Polly

Polly
The Roving Rototiller

Wednesday, March 30, 2011

March and that lion

Spring, yes, spring is here.  You know the old saying about how March comes in like a lion and goes out like a lamb?  In this part of the country, March never seems to get past the thrill of being a lion.  It prowls across the valley on giant puffy stormcloud paws, roars its rain against the roofs, bats houses and trees playfully with sixty-mile-an-hour gusts of wind.  The only lambs around here are the ones shivering underneath their mothers' bellies, wishing they'd been born in April, which is a much nicer month all around.

Of course, we really, really do need the rain.  I may grump about it--leaning against the window, peering out through the descending gray curtains, bitterly regretting that leak in my right barn boot--but we honestly need it and it is a blessing.  I just wish, sometimes, that it wouldn't choose to bless us all at once.

We're on clay out here; good, thick, water-resistant stuff with a heavy leavening of iron oxides that gives it the staining power of raspberry jam.  Although the ground gets pretty thirsty during the long dry heat of summer, and sucks up the winter rains like a Labrador retriever after a day on the trail, by March it's full up.  During the last storm I looked out across the pasture, which is largely a natural drainage basin surrounded by higher ground, and observed water flowing out of the shallow hillside and forming a lazy, wandering stream across the lot.  There must be some fairly extensive, tightly-packed layers of clay buried in that hillside.  When digging the garden, we've encountered some deposits dense and fine enough to make a rustic potter dance with delight, but it sure can turn a shovel blade.

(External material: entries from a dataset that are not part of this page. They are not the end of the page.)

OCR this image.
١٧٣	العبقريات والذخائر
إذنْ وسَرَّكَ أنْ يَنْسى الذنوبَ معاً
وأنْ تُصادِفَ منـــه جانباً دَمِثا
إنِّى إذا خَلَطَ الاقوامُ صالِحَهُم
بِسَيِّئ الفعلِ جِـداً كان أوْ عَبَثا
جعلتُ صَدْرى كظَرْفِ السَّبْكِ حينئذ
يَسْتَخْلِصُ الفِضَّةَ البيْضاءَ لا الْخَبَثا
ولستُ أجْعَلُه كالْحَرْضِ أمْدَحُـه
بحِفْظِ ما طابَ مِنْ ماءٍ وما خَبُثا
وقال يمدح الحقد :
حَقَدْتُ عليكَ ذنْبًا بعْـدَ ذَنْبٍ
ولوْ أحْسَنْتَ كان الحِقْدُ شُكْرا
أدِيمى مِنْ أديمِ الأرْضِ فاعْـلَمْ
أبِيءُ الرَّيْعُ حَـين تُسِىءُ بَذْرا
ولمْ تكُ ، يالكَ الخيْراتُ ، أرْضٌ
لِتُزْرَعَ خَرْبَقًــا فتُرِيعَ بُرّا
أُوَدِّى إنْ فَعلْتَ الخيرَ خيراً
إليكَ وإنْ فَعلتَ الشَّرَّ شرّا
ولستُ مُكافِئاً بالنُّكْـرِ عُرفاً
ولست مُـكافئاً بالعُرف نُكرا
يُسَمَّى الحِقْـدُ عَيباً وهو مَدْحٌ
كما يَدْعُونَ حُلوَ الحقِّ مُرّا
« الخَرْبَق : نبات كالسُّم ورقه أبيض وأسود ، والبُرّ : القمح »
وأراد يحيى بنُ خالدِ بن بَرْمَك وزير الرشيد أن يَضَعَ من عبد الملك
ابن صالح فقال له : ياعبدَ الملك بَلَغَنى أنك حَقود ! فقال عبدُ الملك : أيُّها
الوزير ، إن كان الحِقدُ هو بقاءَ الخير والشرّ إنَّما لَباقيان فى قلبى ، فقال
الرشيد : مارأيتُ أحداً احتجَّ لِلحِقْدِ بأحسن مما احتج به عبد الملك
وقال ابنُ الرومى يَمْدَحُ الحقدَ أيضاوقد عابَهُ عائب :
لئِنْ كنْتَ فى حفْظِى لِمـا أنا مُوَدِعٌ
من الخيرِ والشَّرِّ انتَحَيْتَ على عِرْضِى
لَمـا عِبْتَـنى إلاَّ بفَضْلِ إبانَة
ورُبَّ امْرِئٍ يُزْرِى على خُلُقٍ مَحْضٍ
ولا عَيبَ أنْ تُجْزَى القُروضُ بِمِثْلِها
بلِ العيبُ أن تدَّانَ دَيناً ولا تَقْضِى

There are cows on that pasture, although they aren't our cows; the landlord and the rancher down the road came to an agreement last spring, and the result has been Natural Weed Control, Large Scale.  We really did have a pretty serious weed issue before, with nearly nine acres of unused pasture rife with buried treasure:  old real estate signs, fence posts, sections of log, rusty metal hardware, and in the center of the largest field, a gigantic glorious snarl-up of several hundred feet of four-strand, heavy-wire-and-carbon-fiber-post fencing that must have served some purpose in the distant past before it all fell down and the weeds grew over it.  All I know is, it sure tore the stuffing out of the disker that the landlord hired to turn the weeds under two summers ago, and it would have been a grade-A leg-breaker for the cattle if we hadn't clued the ranch hands to its hidden presence.  It was so buried and overgrown that human hands couldn't budge it; the men finally wrenched it free with a tractor.  Currently there are about thirty cows and one bull roving around out there; they appear to be a mixture of Herefords and longhorn crosses.  The calf count is up to twenty, I think.  It could be higher; they're pretty squirrely.

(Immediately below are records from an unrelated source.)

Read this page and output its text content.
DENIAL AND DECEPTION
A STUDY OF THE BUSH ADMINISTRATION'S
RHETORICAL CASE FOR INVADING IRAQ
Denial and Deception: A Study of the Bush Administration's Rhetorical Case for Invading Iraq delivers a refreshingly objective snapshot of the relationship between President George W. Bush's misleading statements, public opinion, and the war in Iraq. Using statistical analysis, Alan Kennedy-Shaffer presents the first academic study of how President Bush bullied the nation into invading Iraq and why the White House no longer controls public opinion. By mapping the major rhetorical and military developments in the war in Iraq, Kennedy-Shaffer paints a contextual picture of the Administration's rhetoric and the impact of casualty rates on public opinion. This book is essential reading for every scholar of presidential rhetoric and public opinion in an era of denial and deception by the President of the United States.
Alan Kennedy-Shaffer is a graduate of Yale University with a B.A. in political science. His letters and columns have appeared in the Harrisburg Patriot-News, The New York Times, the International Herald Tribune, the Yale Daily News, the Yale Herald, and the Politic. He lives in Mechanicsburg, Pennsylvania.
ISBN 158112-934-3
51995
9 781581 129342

But oh, that mud.  The top end of the pasture looks like it's been used for a bombing range.  The mud up there is at least eighteen inches deep.  Cows, of course, will churn up the ground; they really can't help it.  When the ground is saturated and there are pockets of slippery clay everywhere, several hundred pounds of animal stilting over it on four narrow sharp hooves has an effect rather like a lawn aerator.  Each hoof is placed with extreme care, particularly where the ground slopes, and as the weight goes onto it it sinks well out of sight.  Then, when the cow wants her hoof back, the mud doesn't want to let it go, clinging and resisting until the cow, with an aggravated snort, yanks her foot free.  Schhlorppp.  And again, and again, and again.  These girls are going to have amazing leg muscles by summer.

The calves are another story.  They skitter right over the top of it, using momentum and their lighter weight to full advantage.  Lucky little devils.

The mud of the chicken yard is a lesser creature, although still worthy of respect.  Chickens can do a real number on the ground too, with their enthusiastic scratching and trampling.  Once they have destroyed the turf, the water just pools wherever there's a shallow depression, and those pockets can slurp a boot right off your foot if you're not careful.  I've actually had less trouble with that this winter, since having a hole in one boot means detouring around anything that looks puddlish or squelchy.  But it's slick as ice out there; one foot placed wrong and there's some serious laundry to do. 

Currently we are enjoying a warming spell, which has me throwing windows open everywhere.  The barn is getting a much-needed airing, and the pockets of damp that form on the dirt floor--oh, such a bad idea, a dirt-floored barn on a slope, but you use what you have--are reluctantly firming and drying.  In another few days I'll need to check the birds' feet for the little earthen balls that tend to glue themselves to their claws as they scratch in the drying clay.  In the meantime, we'll enjoy this sign of local spring:  a brief respite from the tyranny of the mud.  I expect there will be a few more storms as we get into April, but the cycle has turned at last.